It Is Happening to Them, Too
You have been diagnosed with heart failure. Firstly, I am sorry. I am sorry that it exists and that it has affected you directly. There is so much to unpack and deal with and get treatments sorted. What you are going through is a lot, and I see you. I know this is not easy.
While your loved ones will be there and support you as far as possible, I want to remind you that the people going alongside you, are going through this too. Albeit, differently, and it does not take away from what you are going through. I am just here to remind you, that we are here and this is happening to us too.
My Dad's diagnosis
This was so hard, my dad's diagnosis hit me like a ton of bricks. I was young and impressionable and it stayed with me for life. I walked the path alongside him, and I was often cut out of conversations when things were happening. I never wanted to be part of every last detail, and I knew my place was not in the decision-making process.
However, being cut out and left out completely was also not very pleasant. It made me feel lost, and confused, and with no safe place to vent my concerns about what was happening to my dad. I had so many questions and no safe place to ask them. This continued until I was an adult and it never changed. Often finding out about procedures after they have happened. I was gutted every single time.
Cutting me off
As an adult, this isolated me from my dad and left me no room to be there for him. Just to make a dinner or a cup of tea. I could have sent some flowers or just picked up the phone to tell him that I loved him before he went into surgery for the umpteenth time. And please do not misunderstand me here, I know and understand that it is his choice, and he did what he wanted to. I respect that. However, this is not to say that it did not impact me and that maybe I would have liked too simply be in the loop.
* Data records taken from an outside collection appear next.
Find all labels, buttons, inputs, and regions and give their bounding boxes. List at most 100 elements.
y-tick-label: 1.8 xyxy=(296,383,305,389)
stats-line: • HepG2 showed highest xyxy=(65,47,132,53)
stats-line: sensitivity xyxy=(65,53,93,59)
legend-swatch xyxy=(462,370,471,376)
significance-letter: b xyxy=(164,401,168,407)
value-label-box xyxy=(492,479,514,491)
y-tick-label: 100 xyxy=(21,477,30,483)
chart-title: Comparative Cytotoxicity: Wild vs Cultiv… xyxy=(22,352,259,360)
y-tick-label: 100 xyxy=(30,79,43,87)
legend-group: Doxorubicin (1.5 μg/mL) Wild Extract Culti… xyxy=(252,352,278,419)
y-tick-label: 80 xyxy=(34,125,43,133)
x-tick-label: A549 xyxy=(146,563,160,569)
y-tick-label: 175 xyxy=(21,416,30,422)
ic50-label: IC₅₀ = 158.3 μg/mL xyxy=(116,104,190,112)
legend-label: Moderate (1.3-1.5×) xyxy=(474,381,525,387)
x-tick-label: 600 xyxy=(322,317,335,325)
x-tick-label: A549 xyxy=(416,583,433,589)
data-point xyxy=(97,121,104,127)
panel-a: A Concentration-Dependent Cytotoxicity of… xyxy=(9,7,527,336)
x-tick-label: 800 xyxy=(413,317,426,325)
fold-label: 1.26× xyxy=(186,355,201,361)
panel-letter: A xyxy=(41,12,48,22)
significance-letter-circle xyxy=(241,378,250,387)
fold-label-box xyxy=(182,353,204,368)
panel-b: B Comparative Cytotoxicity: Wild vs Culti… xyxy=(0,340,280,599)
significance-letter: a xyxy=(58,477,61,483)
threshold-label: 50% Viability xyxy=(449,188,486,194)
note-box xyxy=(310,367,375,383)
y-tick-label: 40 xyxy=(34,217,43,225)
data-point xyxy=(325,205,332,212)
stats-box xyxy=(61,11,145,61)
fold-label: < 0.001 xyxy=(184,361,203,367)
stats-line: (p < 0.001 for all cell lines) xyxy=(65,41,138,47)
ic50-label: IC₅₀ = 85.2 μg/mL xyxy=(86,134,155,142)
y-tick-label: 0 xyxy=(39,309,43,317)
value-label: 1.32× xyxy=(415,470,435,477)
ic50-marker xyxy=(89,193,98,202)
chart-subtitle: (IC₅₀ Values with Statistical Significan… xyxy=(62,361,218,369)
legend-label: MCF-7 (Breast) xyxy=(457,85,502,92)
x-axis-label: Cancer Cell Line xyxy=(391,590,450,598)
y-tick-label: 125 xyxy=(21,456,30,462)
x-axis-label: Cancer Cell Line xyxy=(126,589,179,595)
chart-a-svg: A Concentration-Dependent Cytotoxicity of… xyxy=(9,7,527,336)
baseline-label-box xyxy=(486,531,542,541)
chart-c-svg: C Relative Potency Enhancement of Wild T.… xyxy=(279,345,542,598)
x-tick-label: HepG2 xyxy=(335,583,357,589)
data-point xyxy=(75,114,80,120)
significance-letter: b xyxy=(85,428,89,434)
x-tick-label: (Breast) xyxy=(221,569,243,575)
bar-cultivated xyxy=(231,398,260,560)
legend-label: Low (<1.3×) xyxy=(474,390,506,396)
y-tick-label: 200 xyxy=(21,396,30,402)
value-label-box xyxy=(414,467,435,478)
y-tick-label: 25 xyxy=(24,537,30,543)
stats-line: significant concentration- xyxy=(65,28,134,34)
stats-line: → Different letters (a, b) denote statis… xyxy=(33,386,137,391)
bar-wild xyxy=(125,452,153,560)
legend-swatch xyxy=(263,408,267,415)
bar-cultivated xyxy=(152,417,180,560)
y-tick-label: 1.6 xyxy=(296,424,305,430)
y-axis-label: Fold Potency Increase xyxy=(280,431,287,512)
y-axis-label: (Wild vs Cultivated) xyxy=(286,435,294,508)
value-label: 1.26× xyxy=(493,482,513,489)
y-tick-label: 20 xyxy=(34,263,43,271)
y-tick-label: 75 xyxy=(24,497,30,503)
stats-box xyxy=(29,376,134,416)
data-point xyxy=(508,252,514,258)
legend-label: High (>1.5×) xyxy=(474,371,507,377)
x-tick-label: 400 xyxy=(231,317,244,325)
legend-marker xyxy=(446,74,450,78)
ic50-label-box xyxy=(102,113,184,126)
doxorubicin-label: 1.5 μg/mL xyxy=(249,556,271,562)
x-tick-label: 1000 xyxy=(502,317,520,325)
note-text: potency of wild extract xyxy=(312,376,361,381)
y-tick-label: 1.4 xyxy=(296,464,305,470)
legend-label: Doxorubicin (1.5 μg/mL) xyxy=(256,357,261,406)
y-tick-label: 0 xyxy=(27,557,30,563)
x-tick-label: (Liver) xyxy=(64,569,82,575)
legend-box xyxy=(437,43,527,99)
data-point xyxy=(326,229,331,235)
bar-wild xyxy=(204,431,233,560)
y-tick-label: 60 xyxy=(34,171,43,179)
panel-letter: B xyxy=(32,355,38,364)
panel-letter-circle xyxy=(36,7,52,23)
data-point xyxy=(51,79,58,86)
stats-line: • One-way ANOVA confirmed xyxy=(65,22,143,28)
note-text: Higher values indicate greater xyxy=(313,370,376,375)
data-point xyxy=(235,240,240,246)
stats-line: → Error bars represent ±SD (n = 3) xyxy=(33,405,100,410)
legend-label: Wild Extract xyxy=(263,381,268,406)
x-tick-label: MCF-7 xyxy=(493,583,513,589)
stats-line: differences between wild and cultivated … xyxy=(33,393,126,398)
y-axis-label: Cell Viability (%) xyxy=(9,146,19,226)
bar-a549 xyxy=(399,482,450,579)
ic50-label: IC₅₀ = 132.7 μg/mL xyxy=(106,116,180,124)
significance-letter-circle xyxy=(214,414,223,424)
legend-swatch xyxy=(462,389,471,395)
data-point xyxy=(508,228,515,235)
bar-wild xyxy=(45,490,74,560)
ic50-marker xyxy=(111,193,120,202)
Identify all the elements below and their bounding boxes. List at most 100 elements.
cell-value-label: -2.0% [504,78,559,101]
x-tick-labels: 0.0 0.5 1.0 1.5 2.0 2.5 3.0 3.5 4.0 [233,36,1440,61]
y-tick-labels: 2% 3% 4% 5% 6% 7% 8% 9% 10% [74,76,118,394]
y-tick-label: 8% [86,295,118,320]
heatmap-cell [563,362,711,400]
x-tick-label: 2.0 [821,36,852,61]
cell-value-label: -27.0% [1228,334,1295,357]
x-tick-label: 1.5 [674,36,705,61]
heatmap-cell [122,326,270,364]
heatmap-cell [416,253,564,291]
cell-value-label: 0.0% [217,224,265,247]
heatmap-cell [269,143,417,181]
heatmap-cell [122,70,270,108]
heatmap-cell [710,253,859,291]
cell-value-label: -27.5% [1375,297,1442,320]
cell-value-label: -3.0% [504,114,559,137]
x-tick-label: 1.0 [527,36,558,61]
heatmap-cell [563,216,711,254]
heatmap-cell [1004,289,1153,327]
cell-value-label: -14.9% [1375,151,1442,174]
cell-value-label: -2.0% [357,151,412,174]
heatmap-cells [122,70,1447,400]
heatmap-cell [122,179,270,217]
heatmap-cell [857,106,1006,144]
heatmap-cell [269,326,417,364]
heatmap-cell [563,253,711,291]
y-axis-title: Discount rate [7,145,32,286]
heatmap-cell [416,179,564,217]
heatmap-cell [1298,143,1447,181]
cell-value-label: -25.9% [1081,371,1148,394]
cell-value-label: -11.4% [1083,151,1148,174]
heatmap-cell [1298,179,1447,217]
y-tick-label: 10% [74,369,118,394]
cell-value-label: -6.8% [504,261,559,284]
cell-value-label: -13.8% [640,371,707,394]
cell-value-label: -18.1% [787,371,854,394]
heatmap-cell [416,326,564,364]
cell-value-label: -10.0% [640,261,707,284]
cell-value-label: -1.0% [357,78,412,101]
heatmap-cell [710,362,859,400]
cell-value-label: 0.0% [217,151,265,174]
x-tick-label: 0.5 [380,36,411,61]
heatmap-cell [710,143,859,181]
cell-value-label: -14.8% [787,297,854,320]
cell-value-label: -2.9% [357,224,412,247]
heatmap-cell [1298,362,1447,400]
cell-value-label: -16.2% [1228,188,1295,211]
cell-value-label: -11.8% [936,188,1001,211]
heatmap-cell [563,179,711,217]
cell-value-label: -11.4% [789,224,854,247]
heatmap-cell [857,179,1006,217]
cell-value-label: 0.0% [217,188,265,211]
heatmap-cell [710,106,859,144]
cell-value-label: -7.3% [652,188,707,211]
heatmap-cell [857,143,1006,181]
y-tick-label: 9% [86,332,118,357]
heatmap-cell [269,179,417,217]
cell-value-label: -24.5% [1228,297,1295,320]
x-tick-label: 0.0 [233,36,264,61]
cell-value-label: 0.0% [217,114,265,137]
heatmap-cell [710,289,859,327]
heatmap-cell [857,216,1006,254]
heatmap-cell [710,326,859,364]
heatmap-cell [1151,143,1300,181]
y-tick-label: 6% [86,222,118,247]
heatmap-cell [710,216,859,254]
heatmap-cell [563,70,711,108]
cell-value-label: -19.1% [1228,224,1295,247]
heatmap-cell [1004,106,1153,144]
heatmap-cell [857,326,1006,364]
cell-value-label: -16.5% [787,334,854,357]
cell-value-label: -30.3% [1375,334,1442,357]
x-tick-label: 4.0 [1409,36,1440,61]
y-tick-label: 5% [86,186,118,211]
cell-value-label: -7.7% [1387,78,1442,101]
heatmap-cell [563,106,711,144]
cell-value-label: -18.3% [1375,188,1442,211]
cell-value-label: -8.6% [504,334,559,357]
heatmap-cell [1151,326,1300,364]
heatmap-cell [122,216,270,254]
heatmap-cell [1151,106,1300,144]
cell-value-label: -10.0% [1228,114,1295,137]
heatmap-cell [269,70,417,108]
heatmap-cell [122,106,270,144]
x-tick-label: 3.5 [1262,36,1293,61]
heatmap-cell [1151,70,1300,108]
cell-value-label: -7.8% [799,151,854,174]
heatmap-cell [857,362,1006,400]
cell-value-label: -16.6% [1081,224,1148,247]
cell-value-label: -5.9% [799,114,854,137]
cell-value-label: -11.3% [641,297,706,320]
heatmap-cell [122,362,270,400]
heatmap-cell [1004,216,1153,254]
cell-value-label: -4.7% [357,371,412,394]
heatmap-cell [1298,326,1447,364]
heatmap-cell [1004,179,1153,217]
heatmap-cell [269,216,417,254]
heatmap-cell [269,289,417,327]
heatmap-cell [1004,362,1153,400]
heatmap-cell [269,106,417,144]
Allow them in: Heart failure's impact on your support people
Allow the people in your life in, try and foster a safe space, not for them, but with them. In this space you can both talk about what is happening. Hold space for them and allow them to be there for you. Fostering a space where you can talk to each other about what is happening, treatments, and plans to move forward.
Allowing the people who are going through this with you to air their concerns, ideas, worries or even fears could possibly foster a stronger bond between you and make things a little easier for both of you.
This does not make it about them, nor is that the intention. I just know that this would have made a big difference in my world.
Change what you can and accept what you cannot
It simply means you recognize and see that something is happening to them too.
I can tell you from experience that it is so hard to watch someone you love and care about go through this. I lost my Dad to a final heart attack a few years ago. There was never anything I could do to make him better or to heal his heart. That was so hard for me to accept, as we all just want to help and heal the people we love.
But being locked out from so much and never knowing what was going on made things that much harder.
Be kind to those around you, it is happening to them too.